Militarizing Latin America
by Noam Chomsky
In July 2009, the US and Colombia concluded a secret deal to permit the US to use seven military bases in Colombia. The official purpose is to counter narcotrafficking and terrorism,
"but senior Colombian military and civilian officials familiar with negotiations told The Associated Press that the idea is to make Colombia a regional hub for Pentagon operations," AP reported. There are reports that the agreement provides Colombia with privileged access to US military supplies. Colombia had already become the leading recipient of US military aid (apart from Israel-Egypt, a separate category). Colombia has had by far the worst human rights record in the hemisphere since the Central American wars of the 1980s wound down.
The correlation between US aid and human rights violations has long been noted by scholarship.
AP also cited an April 1999 document of the U.S. Air Mobility Command, which proposes that the Palanquero base in Colombia could become a "cooperative security location" (CSL) from which "mobility operations could be executed." The report noted that from Palanquero, "Nearly half the continent can be covered by a C-17 (military transport) without refueling." This could form part of "a global en route strategy," which "helps achieve the regional engagement strategy and assists with the mobility routing to Africa." For the present, "the strategy to place a CSL at Palanquero should be sufficient for air mobility reach on the South American continent," the document concludes, but it goes on to explore options for extending the routing to Africa with additional bases.
On August 28, UNASUR met in Bariloche (Argentina) to consider the military bases. After intense internal debate, the final declaration stressed that South America must be kept as
"a land of peace," and that foreign military forces must not threaten the sovereignty or integrity of any nation of the region. It instructed the South American Defense Council to investigate the document of the Air Mobility Command. Problems of implementation were left to subsequent meetings.

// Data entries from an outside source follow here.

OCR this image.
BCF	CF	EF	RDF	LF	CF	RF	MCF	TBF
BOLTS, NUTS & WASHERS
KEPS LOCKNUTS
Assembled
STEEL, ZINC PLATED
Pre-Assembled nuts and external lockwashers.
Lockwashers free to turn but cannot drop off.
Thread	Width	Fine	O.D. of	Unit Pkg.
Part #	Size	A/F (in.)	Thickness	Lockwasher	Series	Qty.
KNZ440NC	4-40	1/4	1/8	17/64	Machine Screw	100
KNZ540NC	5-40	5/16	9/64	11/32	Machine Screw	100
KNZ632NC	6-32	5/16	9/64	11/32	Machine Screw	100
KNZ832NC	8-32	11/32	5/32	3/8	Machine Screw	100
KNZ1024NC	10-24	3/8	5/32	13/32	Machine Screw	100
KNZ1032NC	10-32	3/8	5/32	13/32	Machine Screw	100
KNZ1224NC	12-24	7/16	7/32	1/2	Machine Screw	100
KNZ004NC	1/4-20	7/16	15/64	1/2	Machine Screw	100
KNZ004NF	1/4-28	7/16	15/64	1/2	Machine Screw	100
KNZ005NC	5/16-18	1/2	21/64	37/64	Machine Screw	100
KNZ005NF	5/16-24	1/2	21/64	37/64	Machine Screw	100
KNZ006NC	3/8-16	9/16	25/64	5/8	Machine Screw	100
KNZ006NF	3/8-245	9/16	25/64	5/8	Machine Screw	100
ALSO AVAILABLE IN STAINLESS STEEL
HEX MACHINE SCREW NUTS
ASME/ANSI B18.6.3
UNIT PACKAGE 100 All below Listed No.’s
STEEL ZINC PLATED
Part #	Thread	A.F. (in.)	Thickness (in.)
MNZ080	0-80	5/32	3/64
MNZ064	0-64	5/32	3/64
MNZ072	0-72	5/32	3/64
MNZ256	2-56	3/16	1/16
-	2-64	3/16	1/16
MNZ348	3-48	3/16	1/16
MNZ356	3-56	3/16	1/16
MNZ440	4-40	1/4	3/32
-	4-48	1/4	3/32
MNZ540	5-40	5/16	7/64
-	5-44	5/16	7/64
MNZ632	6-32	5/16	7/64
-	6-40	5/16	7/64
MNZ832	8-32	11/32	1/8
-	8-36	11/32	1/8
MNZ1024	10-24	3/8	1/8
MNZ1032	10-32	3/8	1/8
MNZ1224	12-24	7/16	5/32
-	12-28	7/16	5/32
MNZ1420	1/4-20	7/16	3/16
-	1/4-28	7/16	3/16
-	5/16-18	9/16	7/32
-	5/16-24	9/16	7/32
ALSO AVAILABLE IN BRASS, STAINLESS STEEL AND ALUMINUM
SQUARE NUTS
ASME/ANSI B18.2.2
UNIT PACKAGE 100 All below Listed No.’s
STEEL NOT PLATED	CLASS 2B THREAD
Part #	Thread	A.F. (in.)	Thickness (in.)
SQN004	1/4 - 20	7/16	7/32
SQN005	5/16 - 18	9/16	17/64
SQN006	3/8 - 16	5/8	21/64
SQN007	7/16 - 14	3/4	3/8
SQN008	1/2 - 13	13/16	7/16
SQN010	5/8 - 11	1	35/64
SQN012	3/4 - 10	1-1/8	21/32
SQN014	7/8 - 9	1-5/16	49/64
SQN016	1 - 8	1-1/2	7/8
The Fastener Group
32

Establishing US military bases in Colombia is only one part of a much broader effort to restore Washington's capacity for military intervention. There has been a sharp increase in US military aid and training of Latin American officers, focusing on light infantry tactics to combat
"radical populism" -- a concept that sends shivers up the spine in the Latin American context. Military training is being shifted from the State Department to the Pentagon, eliminating human rights and democracy conditionalities under congressional supervision, which has always been weak, but was at least a deterrent to some of the worst abuses.
The US Fourth Fleet, disbanded in 1950, was reactivated in 2008, shortly after Colombia's invasion of Ecuador, with responsibility for the Caribbean, Central and South America, and the surrounding waters. The
official announcement defines its "various operations" to "include counter-illicit trafficking, Theater Security Cooperation, military-to-military interaction and bilateral and multinational training."